North Carolina provides two possibilities of spousal support in lieu of a divorce: 1) post separation support; and 2) alimony.
Post separation support (PSS) is temporary and it is used to address the immediate needs of the dependent spouse. A dependent spouse is essentially the spouse who makes less money than the other (supporting) spouse. PSS is the amount paid between the time of separation and the time an award of permanent alimony begins and is paid (if awarded), until the order awarding or denying alimony, order for absolute divorce with no pending alimony claim, date in order for PSS, cohabitation, remarriage, or death.
On the other hand, alimony terminates at the earlier of one of the following: 1) date set by the court, 2) date of death of either party, 3) date of remarriage of the dependent spouse, or 4) date of beginning of cohabitation by dependent spouse. In North Carolina, only a dependent spouse can receive alimony. Alimony is separate from child support. Right now alimony payments are tax free for the payor and taxed like regular income for the recipient. IRS reports show about 600,000 Americans claimed an alimony deduction on their 2015 tax returns.

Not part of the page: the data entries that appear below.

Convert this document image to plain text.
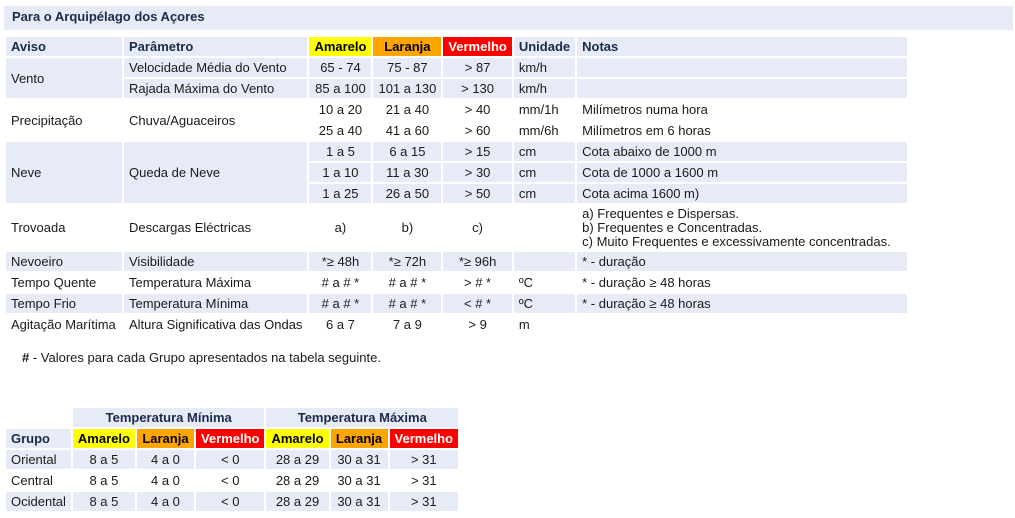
Para o Arquipélago dos Açores
Aviso	Parâmetro	Amarelo	Laranja	Vermelho	Unidade	Notas
Vento	Velocidade Média do Vento	65 - 74	75 - 87	> 87	km/h	
	Rajada Máxima do Vento	85 a 100	101 a 130	> 130	km/h	
Precipitação	Chuva/Aguaceiros	10 a 20	21 a 40	> 40	mm/1h	Milímetros numa hora
		25 a 40	41 a 60	> 60	mm/6h	Milímetros em 6 horas
Neve	Queda de Neve	1 a 5	6 a 15	> 15	cm	Cota abaixo de 1000 m
		1 a 10	11 a 30	> 30	cm	Cota de 1000 a 1600 m
		1 a 25	26 a 50	> 50	cm	Cota acima 1600 m)
Trovoada	Descargas Eléctricas	a)	b)	c)		a) Frequentes e Dispersas.
b) Frequentes e Concentradas.
c) Muito Frequentes e excessivamente concentradas.

Nevoeiro	Visibilidade	*≥ 48h	*≥ 72h	*≥ 96h		* - duração
Tempo Quente	Temperatura Máxima	# a # *	# a # *	> # *	ºC	* - duração ≥ 48 horas
Tempo Frio	Temperatura Mínima	# a # *	# a # *	< # *	ºC	* - duração ≥ 48 horas
Agitação Marítima	Altura Significativa das Ondas	6 a 7	7 a 9	> 9	m	
# - Valores para cada Grupo apresentados na tabela seguinte.
	Temperatura Mínima			Temperatura Máxima		
Grupo	Amarelo	Laranja	Vermelho	Amarelo	Laranja	Vermelho
Oriental	8 a 5	4 a 0	< 0	28 a 29	30 a 31	> 31
Central	8 a 5	4 a 0	< 0	28 a 29	30 a 31	> 31
Ocidental	8 a 5	4 a 0	< 0	28 a 29	30 a 31	> 31
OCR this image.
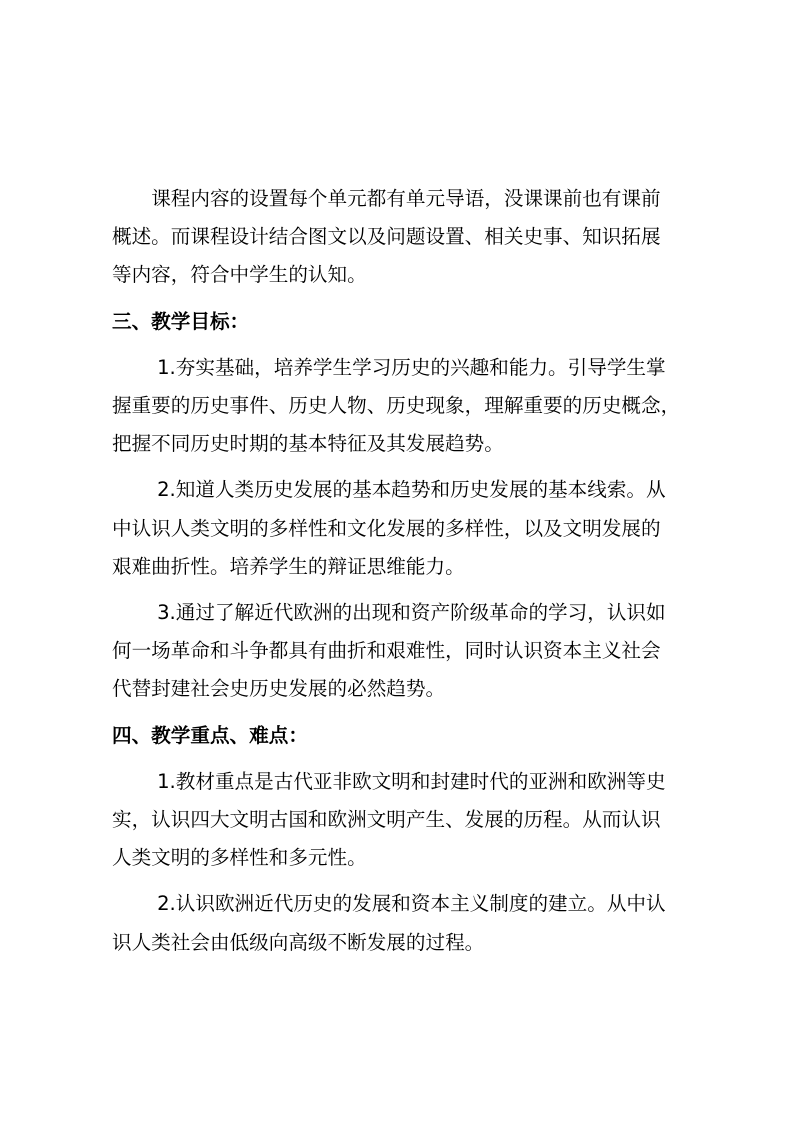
课程内容的设置每个单元都有单元导语，没课课前也有课前
概述。而课程设计结合图文以及问题设置、相关史事、知识拓展
等内容，符合中学生的认知。
三、教学目标：
1.夯实基础，培养学生学习历史的兴趣和能力。引导学生掌
握重要的历史事件、历史人物、历史现象，理解重要的历史概念，
把握不同历史时期的基本特征及其发展趋势。
2.知道人类历史发展的基本趋势和历史发展的基本线索。从
中认识人类文明的多样性和文化发展的多样性，以及文明发展的
艰难曲折性。培养学生的辩证思维能力。
3.通过了解近代欧洲的出现和资产阶级革命的学习，认识如
何一场革命和斗争都具有曲折和艰难性，同时认识资本主义社会
代替封建社会史历史发展的必然趋势。
四、教学重点、难点：
1.教材重点是古代亚非欧文明和封建时代的亚洲和欧洲等史
实，认识四大文明古国和欧洲文明产生、发展的历程。从而认识
人类文明的多样性和多元性。
2.认识欧洲近代历史的发展和资本主义制度的建立。从中认
识人类社会由低级向高级不断发展的过程。
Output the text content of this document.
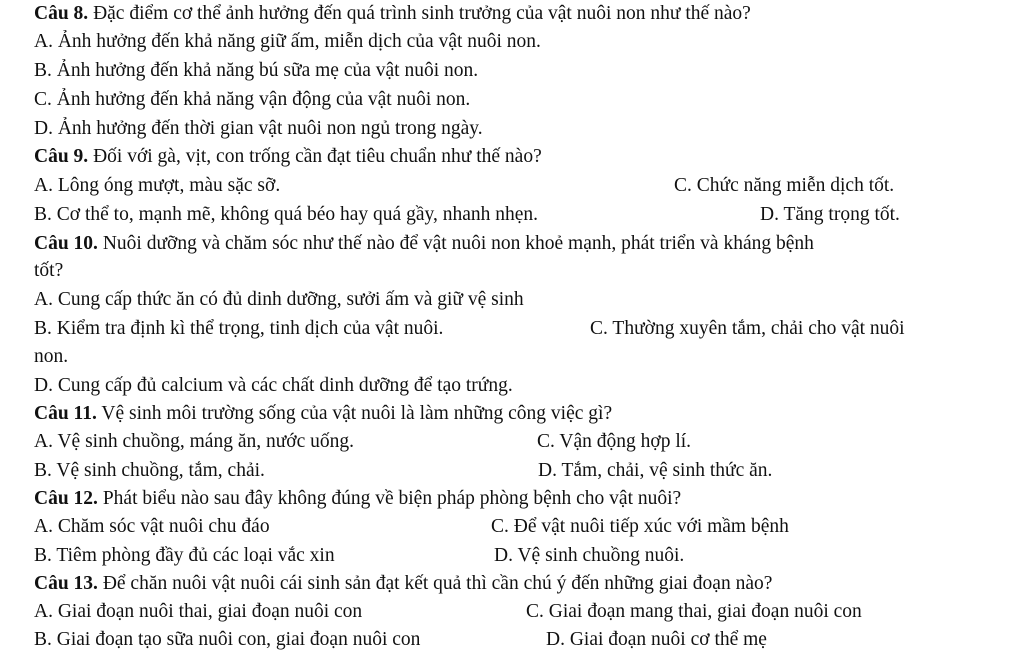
Câu 8. Đặc điểm cơ thể ảnh hưởng đến quá trình sinh trưởng của vật nuôi non như thế nào?
A. Ảnh hưởng đến khả năng giữ ấm, miễn dịch của vật nuôi non.
B. Ảnh hưởng đến khả năng bú sữa mẹ của vật nuôi non.
C. Ảnh hưởng đến khả năng vận động của vật nuôi non.
D. Ảnh hưởng đến thời gian vật nuôi non ngủ trong ngày.
Câu 9. Đối với gà, vịt, con trống cần đạt tiêu chuẩn như thế nào?
A. Lông óng mượt, màu sặc sỡ.	C. Chức năng miễn dịch tốt.
B. Cơ thể to, mạnh mẽ, không quá béo hay quá gầy, nhanh nhẹn.	D. Tăng trọng tốt.
Câu 10. Nuôi dưỡng và chăm sóc như thế nào để vật nuôi non khoẻ mạnh, phát triển và kháng bệnh
tốt?
A. Cung cấp thức ăn có đủ dinh dưỡng, sưởi ấm và giữ vệ sinh
B. Kiểm tra định kì thể trọng, tinh dịch của vật nuôi.	C. Thường xuyên tắm, chải cho vật nuôi
non.
D. Cung cấp đủ calcium và các chất dinh dưỡng để tạo trứng.
Câu 11. Vệ sinh môi trường sống của vật nuôi là làm những công việc gì?
A. Vệ sinh chuồng, máng ăn, nước uống.	C. Vận động hợp lí.
B. Vệ sinh chuồng, tắm, chải.	D. Tắm, chải, vệ sinh thức ăn.
Câu 12. Phát biểu nào sau đây không đúng về biện pháp phòng bệnh cho vật nuôi?
A. Chăm sóc vật nuôi chu đáo	C. Để vật nuôi tiếp xúc với mầm bệnh
B. Tiêm phòng đầy đủ các loại vắc xin	D. Vệ sinh chuồng nuôi.
Câu 13. Để chăn nuôi vật nuôi cái sinh sản đạt kết quả thì cần chú ý đến những giai đoạn nào?
A. Giai đoạn nuôi thai, giai đoạn nuôi con	C. Giai đoạn mang thai, giai đoạn nuôi con
B. Giai đoạn tạo sữa nuôi con, giai đoạn nuôi con	D. Giai đoạn nuôi cơ thể mẹ
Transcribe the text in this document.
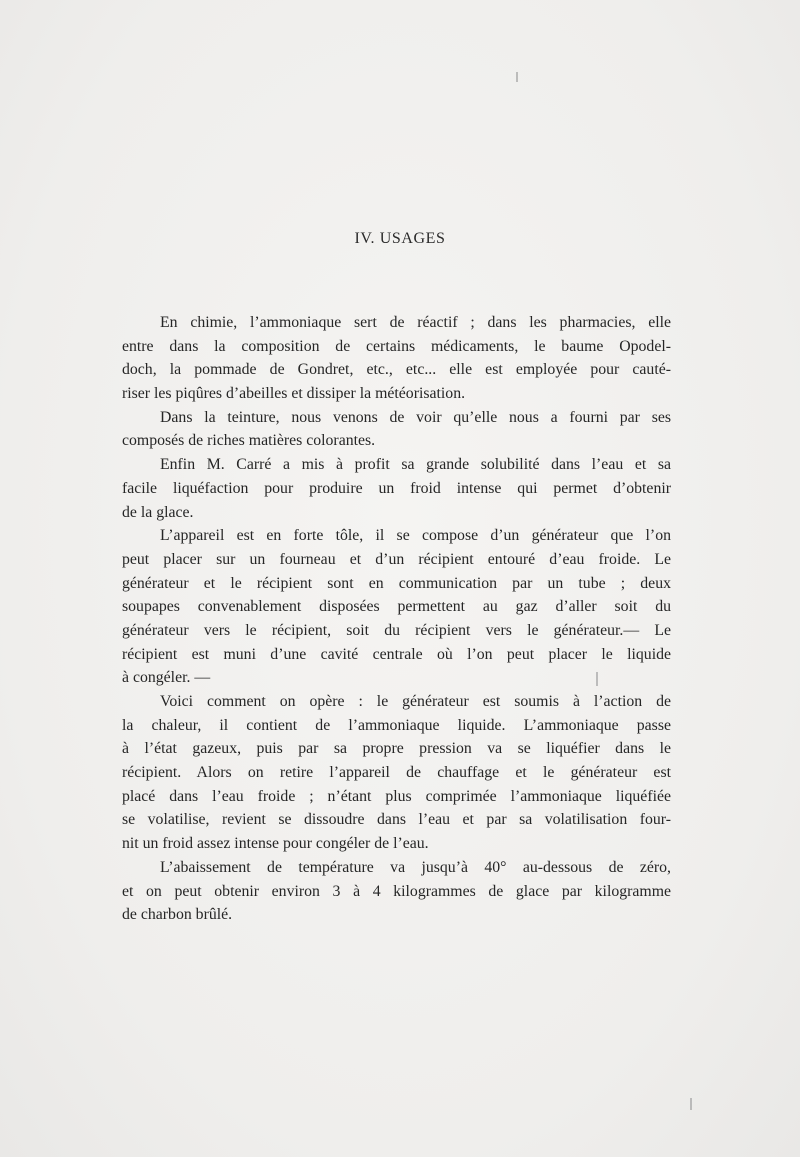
IV. USAGES
En chimie, l’ammoniaque sert de réactif ; dans les pharmacies, elle
entre dans la composition de certains médicaments, le baume Opodel-
doch, la pommade de Gondret, etc., etc... elle est employée pour cauté-
riser les piqûres d’abeilles et dissiper la météorisation.
Dans la teinture, nous venons de voir qu’elle nous a fourni par ses
composés de riches matières colorantes.
Enfin M. Carré a mis à profit sa grande solubilité dans l’eau et sa
facile liquéfaction pour produire un froid intense qui permet d’obtenir
de la glace.
L’appareil est en forte tôle, il se compose d’un générateur que l’on
peut placer sur un fourneau et d’un récipient entouré d’eau froide. Le
générateur et le récipient sont en communication par un tube ; deux
soupapes convenablement disposées permettent au gaz d’aller soit du
générateur vers le récipient, soit du récipient vers le générateur.— Le
récipient est muni d’une cavité centrale où l’on peut placer le liquide
à congéler. —
Voici comment on opère : le générateur est soumis à l’action de
la chaleur, il contient de l’ammoniaque liquide. L’ammoniaque passe
à l’état gazeux, puis par sa propre pression va se liquéfier dans le
récipient. Alors on retire l’appareil de chauffage et le générateur est
placé dans l’eau froide ; n’étant plus comprimée l’ammoniaque liquéfiée
se volatilise, revient se dissoudre dans l’eau et par sa volatilisation four-
nit un froid assez intense pour congéler de l’eau.
L’abaissement de température va jusqu’à 40° au-dessous de zéro,
et on peut obtenir environ 3 à 4 kilogrammes de glace par kilogramme
de charbon brûlé.
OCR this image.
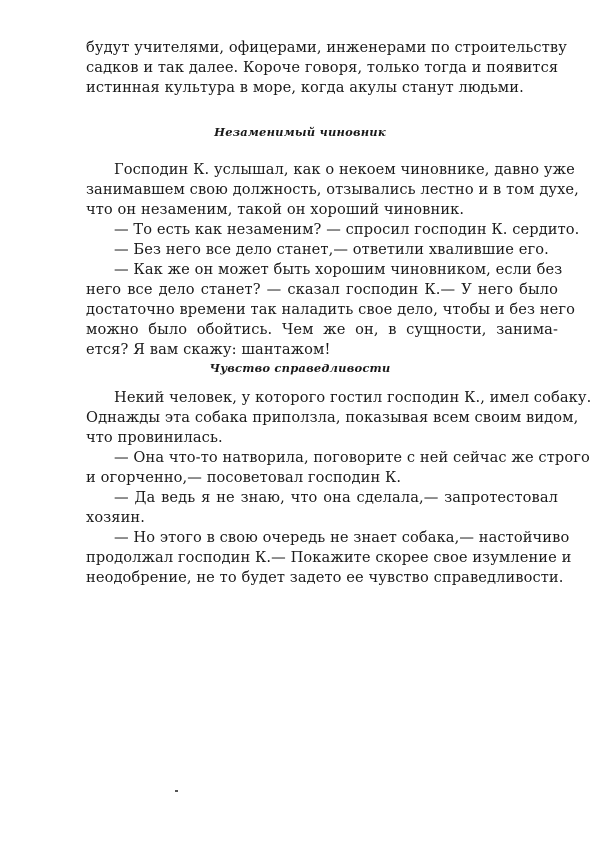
будут учителями, офицерами, инженерами по строительству
садков и так далее. Короче говоря, только тогда и появится
истинная культура в море, когда акулы станут людьми.
Незаменимый чиновник
Господин К. услышал, как о некоем чиновнике, давно уже
занимавшем свою должность, отзывались лестно и в том духе,
что он незаменим, такой он хороший чиновник.
— То есть как незаменим? — спросил господин К. сердито.
— Без него все дело станет,— ответили хвалившие его.
— Как же он может быть хорошим чиновником, если без
него все дело станет? — сказал господин К.— У него было
достаточно времени так наладить свое дело, чтобы и без него
можно было обойтись. Чем же он, в сущности, занима-
ется? Я вам скажу: шантажом!
Чувство справедливости
Некий человек, у которого гостил господин К., имел собаку.
Однажды эта собака приползла, показывая всем своим видом,
что провинилась.
— Она что-то натворила, поговорите с ней сейчас же строго
и огорченно,— посоветовал господин К.
— Да ведь я не знаю, что она сделала,— запротестовал
хозяин.
— Но этого в свою очередь не знает собака,— настойчиво
продолжал господин К.— Покажите скорее свое изумление и
неодобрение, не то будет задето ее чувство справедливости.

However, with this new tax plan, alimony payments will no longer be a tax deduction for the supporting spouse. This new tax plan takes effect in 2018. That means existing agreements generally will not be impacted by this new tax plan. However, if an existing agreement were modified after 2018, the modified agreement would be subject to the new tax plan rule.
This new tax plan could have the potential of making marriages an even more drawn out and expensive process, and could be the most financially painful for lower-income couples. There is potential for the new tax change to have a negative impact on PSS for dependent spouses to get the financial support they need because their ex-spouses will have less money without the deduction. It could also have a complicating impact on calculating child support for the same reason.